Powers of the people

Posted: Tuesday, January 21, 2003

After reading the Sunday Empire's "What do you think" about U.S. military force ousting Saddam, it suddenly occurred to me that we Alaskans might get some David and Goliath action done regarding the federal government. Current events have given us possibly the greatest opportunity in 200 years to increase states rights and citizen authority at the expense of improper federal power. We can do it in the simplest and most constitutionally pure manner possible. We, the people of Alaska, can vote for or against a war on Iraq, and then nationally publish the voting results on Alaska's instructions for the president, our chief public servant.

Why should Alaskans do this - either by direct vote or through the vote of elected civic bodies up to and including the Legislature? Note that the president has been wasting the time and attention of the country making a case for war to get the agreement of the American people. Why? Because the methodology set down in the Constitution to get this support, a declaration of war, was not used. How is this? Because the Iraq resolution constitutes an abdication of the constitutional power of Congress to representatively deliberate the question of war. Through a piece of congressional irresponsibility called the War Powers Act, Congress attempts to say how they know better than the Founding Fathers. They have granted the president unfounded discretionary powers to use military force. Worse, it's being implied that average Americans can't be trusted with "secret and classified" opposing facts - nor capable, then, of judging the worth and consequences of abandoning the methodologies of civilization for "fast, efficient" violence.
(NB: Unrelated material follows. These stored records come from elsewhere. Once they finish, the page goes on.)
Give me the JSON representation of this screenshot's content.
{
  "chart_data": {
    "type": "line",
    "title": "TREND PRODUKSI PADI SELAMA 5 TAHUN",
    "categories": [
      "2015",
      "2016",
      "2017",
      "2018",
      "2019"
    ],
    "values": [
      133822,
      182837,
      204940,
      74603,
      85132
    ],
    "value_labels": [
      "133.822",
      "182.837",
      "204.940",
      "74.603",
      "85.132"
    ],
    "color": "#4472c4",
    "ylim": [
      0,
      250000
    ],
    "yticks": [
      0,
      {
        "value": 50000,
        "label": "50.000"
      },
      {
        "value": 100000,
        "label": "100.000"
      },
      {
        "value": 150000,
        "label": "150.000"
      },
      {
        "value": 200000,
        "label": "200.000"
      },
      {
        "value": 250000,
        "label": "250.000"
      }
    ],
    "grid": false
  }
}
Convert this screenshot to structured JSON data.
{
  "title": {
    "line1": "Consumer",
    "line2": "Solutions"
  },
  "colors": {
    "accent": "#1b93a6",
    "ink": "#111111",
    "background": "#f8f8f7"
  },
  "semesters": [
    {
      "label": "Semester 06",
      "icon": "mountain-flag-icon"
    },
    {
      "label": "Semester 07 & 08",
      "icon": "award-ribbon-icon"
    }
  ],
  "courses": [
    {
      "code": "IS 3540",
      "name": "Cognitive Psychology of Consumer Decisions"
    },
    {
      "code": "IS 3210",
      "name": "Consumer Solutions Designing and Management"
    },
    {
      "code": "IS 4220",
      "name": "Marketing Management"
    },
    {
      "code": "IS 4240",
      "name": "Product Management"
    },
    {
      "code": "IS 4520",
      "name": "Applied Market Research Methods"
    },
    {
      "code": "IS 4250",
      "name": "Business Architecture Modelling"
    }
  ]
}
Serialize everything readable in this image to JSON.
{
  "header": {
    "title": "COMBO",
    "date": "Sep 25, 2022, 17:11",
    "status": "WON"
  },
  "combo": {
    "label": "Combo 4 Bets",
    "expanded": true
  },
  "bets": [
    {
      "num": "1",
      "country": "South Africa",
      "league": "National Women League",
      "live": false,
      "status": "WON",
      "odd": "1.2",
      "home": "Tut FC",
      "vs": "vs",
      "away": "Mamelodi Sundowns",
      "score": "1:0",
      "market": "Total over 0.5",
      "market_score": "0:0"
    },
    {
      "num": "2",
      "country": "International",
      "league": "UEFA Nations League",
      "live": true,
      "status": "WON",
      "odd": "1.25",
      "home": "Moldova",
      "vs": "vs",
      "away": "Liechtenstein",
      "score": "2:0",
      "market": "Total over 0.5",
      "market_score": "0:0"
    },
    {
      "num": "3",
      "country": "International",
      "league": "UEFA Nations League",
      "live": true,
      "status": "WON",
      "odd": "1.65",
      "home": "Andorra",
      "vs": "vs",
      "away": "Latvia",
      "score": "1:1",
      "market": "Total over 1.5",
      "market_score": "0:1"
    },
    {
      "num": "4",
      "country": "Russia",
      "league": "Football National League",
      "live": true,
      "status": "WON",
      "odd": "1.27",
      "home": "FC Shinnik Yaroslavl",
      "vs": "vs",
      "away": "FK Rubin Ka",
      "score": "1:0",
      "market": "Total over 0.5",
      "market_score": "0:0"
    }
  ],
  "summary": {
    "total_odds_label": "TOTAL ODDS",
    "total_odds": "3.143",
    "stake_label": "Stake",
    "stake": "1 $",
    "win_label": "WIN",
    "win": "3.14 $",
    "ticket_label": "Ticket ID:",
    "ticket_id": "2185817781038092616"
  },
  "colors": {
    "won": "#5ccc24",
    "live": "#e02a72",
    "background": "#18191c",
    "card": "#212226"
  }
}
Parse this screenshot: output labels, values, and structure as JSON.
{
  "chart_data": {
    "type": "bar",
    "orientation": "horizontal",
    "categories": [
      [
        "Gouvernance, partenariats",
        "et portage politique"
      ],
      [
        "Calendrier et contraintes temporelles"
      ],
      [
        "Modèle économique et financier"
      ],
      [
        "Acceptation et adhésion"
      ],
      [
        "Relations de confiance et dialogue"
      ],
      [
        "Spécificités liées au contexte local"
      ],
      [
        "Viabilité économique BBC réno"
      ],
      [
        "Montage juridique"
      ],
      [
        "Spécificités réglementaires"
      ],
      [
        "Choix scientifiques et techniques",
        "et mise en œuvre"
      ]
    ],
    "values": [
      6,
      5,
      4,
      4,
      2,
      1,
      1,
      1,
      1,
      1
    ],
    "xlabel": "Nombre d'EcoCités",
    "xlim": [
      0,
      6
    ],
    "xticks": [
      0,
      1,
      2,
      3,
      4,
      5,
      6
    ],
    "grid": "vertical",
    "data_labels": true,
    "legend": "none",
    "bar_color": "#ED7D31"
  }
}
But we've been hearing that from political big-shots who wanted people subservient, since forever.

The real political truth is simple. In a republic established by the people, when a part of the representative government they created abdicates a part of the power and authority granted it, that power and authority obviously goes back to where it came from. Congress and the president may have put on a show about how "leadership" and "security" are more important in these troubled times than constitutionally driven citizen representation. But if this was so, then why is the Bush administration still making a play for broad public support? Therefore fellow Alaskan, how about going down in American history for simply opening your mouth about war and collectively insisting: "No voiding civilization without representation!"?